One of the ways I do this is by creating simple plugins for Events Ripper, a proof-of-concept tool for "mining" Windows Event Log data for pivot points that can be applied to analysis, and in particular timeline analysis. Events Ripper uses the events file, the intermediate step between normalizing Windows Event Log events into a timeline, extracting pivot points and allowing me to build the picture of what happened, and when, a great deal faster than doing so manually.
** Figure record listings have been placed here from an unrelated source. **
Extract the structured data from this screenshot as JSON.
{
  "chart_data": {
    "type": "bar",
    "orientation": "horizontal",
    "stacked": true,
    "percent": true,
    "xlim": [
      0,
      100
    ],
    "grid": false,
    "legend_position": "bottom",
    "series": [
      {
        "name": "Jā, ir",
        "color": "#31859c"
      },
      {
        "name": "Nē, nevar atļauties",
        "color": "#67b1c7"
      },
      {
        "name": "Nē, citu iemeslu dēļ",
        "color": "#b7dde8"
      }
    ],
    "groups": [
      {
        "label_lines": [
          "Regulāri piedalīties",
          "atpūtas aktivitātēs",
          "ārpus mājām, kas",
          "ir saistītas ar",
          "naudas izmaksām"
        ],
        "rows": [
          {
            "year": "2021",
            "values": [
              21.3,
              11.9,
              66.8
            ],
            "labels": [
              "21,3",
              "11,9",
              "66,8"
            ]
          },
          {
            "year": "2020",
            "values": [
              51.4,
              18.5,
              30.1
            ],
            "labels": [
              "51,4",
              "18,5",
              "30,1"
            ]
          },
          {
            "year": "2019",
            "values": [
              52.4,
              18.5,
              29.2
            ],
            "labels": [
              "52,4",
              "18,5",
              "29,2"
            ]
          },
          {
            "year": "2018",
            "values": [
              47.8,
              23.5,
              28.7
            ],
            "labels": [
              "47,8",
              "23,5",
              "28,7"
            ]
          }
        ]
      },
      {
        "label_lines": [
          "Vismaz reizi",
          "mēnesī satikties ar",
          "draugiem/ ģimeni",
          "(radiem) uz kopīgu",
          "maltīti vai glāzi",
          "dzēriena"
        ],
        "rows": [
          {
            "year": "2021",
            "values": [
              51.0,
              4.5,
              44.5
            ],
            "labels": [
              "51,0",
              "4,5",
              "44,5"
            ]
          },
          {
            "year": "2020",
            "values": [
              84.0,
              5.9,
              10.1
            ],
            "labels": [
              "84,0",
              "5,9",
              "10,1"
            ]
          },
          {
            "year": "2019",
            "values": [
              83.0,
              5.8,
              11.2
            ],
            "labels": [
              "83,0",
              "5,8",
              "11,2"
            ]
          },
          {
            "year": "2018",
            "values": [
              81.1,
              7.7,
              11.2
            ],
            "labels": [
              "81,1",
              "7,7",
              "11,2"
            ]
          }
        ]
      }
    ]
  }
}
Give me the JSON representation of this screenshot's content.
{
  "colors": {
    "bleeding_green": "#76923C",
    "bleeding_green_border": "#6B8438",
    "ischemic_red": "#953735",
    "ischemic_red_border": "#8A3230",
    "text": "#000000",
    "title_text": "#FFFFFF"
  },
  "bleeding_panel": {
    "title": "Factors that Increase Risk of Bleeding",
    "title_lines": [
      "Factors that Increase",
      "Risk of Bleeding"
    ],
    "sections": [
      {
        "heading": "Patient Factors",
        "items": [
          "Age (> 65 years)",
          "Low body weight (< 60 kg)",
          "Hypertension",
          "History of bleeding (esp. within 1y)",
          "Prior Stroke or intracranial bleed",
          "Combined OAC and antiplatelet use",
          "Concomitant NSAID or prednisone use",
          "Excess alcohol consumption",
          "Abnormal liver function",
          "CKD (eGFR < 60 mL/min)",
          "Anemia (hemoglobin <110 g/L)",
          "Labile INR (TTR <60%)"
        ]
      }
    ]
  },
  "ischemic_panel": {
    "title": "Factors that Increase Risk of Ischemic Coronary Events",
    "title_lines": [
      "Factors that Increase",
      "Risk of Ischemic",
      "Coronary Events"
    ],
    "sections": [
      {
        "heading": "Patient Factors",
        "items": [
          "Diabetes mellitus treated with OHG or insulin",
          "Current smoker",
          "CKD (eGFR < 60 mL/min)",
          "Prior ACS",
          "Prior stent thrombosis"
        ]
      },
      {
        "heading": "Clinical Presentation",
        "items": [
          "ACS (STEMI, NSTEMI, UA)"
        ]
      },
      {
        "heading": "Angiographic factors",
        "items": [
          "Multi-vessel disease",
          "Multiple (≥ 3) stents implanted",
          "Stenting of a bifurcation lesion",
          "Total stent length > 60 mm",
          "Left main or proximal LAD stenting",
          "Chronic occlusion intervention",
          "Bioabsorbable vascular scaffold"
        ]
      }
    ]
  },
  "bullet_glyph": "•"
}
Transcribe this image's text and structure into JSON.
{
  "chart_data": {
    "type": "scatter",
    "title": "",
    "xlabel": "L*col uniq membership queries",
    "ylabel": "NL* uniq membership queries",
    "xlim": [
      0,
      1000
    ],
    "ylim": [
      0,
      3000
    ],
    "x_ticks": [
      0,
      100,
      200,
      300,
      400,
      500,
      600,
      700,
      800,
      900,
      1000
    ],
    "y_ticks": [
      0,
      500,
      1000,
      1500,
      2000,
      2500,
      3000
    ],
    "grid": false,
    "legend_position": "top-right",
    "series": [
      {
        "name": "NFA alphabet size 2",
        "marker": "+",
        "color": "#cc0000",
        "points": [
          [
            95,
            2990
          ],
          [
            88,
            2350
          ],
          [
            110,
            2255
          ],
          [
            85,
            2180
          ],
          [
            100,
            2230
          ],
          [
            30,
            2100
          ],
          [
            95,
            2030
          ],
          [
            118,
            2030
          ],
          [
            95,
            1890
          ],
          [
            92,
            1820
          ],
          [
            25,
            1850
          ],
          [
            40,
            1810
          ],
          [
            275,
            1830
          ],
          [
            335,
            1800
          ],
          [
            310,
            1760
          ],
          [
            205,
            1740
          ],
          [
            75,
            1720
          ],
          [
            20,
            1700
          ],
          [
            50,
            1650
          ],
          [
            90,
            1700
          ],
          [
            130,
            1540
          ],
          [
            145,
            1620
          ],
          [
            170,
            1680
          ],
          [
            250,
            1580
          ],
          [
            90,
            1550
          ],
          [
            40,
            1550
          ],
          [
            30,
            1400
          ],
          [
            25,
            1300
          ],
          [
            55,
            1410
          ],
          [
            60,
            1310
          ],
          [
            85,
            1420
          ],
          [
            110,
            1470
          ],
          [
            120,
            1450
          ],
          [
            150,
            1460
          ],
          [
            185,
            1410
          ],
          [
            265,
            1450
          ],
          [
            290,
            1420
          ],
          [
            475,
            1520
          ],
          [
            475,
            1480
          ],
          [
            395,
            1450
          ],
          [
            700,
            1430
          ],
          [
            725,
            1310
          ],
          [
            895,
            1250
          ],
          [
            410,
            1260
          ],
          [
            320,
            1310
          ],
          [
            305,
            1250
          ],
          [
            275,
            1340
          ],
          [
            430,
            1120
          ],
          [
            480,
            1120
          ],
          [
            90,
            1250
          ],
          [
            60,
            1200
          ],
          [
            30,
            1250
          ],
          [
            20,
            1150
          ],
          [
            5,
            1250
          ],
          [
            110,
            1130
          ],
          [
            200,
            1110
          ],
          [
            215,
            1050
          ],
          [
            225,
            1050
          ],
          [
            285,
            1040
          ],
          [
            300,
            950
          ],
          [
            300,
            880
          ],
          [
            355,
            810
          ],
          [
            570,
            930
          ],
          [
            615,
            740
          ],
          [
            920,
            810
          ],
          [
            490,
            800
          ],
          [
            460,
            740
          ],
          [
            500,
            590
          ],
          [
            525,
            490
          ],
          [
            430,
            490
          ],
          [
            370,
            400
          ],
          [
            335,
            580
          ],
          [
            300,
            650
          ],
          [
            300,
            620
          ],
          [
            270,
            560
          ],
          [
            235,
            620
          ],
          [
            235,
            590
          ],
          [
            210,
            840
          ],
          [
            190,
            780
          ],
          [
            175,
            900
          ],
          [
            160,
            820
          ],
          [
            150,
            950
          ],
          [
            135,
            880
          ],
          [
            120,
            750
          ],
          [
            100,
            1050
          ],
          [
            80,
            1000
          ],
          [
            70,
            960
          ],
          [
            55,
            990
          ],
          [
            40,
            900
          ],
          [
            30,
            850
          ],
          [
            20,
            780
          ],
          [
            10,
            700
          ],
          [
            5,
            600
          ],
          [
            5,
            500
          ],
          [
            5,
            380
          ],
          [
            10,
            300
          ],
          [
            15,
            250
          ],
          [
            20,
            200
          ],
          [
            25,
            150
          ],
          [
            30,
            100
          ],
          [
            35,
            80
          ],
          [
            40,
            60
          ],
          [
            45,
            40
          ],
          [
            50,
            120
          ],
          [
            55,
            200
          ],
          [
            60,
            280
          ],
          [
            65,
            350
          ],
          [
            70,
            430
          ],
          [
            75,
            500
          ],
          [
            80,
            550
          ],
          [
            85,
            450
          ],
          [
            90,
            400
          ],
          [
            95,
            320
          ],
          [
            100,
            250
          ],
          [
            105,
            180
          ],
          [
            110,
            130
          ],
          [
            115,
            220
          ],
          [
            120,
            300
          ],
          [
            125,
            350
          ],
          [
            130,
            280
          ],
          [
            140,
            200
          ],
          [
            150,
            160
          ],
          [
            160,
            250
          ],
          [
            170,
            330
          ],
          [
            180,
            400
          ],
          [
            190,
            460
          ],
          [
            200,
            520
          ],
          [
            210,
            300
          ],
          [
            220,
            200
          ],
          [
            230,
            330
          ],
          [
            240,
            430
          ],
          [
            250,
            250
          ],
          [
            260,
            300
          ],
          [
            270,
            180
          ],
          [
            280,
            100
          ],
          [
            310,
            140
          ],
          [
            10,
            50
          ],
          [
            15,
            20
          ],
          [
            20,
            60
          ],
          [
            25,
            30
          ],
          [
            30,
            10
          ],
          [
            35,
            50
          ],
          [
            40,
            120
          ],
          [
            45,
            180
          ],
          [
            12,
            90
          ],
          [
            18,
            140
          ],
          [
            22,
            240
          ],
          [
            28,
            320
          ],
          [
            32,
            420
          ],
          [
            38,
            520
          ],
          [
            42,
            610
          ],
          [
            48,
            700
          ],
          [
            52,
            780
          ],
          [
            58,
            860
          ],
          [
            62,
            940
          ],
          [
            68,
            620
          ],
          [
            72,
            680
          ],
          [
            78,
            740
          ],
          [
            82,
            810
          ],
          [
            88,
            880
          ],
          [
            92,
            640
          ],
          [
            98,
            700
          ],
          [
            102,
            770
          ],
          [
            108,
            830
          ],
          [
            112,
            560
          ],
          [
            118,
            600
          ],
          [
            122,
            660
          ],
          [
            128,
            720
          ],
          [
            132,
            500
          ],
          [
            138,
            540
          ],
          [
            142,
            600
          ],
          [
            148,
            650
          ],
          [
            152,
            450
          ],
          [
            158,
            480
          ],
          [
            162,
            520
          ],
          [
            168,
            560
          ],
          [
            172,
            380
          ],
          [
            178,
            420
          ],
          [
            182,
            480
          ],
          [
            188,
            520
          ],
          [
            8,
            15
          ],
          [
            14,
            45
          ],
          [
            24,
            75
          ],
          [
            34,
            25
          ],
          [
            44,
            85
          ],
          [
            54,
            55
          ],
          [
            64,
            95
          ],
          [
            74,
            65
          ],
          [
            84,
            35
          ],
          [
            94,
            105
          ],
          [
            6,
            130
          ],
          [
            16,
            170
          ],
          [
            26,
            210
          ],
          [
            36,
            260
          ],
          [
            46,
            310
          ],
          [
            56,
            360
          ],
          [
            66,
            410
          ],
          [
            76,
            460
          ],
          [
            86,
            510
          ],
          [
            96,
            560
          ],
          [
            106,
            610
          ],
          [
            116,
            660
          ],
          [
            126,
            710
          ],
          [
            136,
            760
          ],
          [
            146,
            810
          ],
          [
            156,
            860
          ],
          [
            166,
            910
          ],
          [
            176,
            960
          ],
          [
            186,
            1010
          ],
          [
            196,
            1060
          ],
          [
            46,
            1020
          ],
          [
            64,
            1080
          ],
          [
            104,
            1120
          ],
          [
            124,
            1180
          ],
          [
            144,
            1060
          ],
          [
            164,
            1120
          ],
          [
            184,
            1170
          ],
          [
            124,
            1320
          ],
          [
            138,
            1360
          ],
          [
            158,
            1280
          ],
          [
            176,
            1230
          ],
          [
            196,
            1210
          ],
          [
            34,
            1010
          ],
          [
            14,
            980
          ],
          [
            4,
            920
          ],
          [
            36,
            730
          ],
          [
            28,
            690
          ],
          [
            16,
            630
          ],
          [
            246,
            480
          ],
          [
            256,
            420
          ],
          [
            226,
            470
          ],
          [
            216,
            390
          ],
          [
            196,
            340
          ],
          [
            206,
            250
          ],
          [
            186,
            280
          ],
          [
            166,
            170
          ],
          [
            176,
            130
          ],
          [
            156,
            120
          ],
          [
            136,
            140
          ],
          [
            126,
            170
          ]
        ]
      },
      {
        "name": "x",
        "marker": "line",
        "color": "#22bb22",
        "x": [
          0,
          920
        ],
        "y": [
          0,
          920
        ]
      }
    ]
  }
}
The recently created or updated plugins include:

sec4797.pl 
Check for "Microsoft-Windows-Security-Auditing/4797" events, indicating that a user account was checked for a blank password. I'd never seen these events before, but they popped up during a recent investigation, and helped to identify the threat actor's activity, as well as validate the compromised account they were using.

filter.pl 
"Microsoft-Windows-Security-Auditing/5156", and /5158 events; this plugin output is similar to what we see with ShimCache parsers, in that it lists the applications for which the Windows Filtering Platform allows connections, or allows to bind to a local port, respectively. Similar to "Service Control Manager" events illustrating a new service being installed, this plugin may show quite a few legitimate applications, but it's much easier to go through that list and see a few suspicious or malicious applications than it is to manually scroll through the timeline. Searching the timeline for those applications can really help focus the investigation on specific timeframes of activity.

defender.pl 
Windows Defender event IDs 1116, 1117, 2051, and 5007, all in a single plugin, allowing us to look for detections and modifications to Windows Defender. Some modifications to Windows Defender may be legitimate, but in recent investigations, exclusions added to Windows Defender have provided insight into the compromised user account, as well as the folders the threat actor used for staging their tools.

msi.pl
Source "MsiInstaller", with event IDs 11707 (successful product installation), 11724, and 1034 (both successful product removal).

scm.pl 
Combined several event IDs (7000, 7009, 7024, 7040, and 7045) events, all with "Service Control Manager" as the source, into a single plugin. This plugin is not so much the result of recent investigations, as it is the desire to optimize validation; a service being created or installed doesn't mean that it successfully runs each time the system is restarted.

appissue.pl 
Combined "Application Hang/1002", "Application Error/1000", and "Windows Error Reporting/1001" events into a single plugin, very often allowing us to see the threat actor's malware failing to function.

Each of the new or updated plugins is the result of something observed or learned during recent investigations, and allow me to find unusual or malicious events to use as pivot points in my analysis.

We can do the same things with RegRipper plugins, Yara or Sigma rules, etc. It simply depends upon your framework and medium.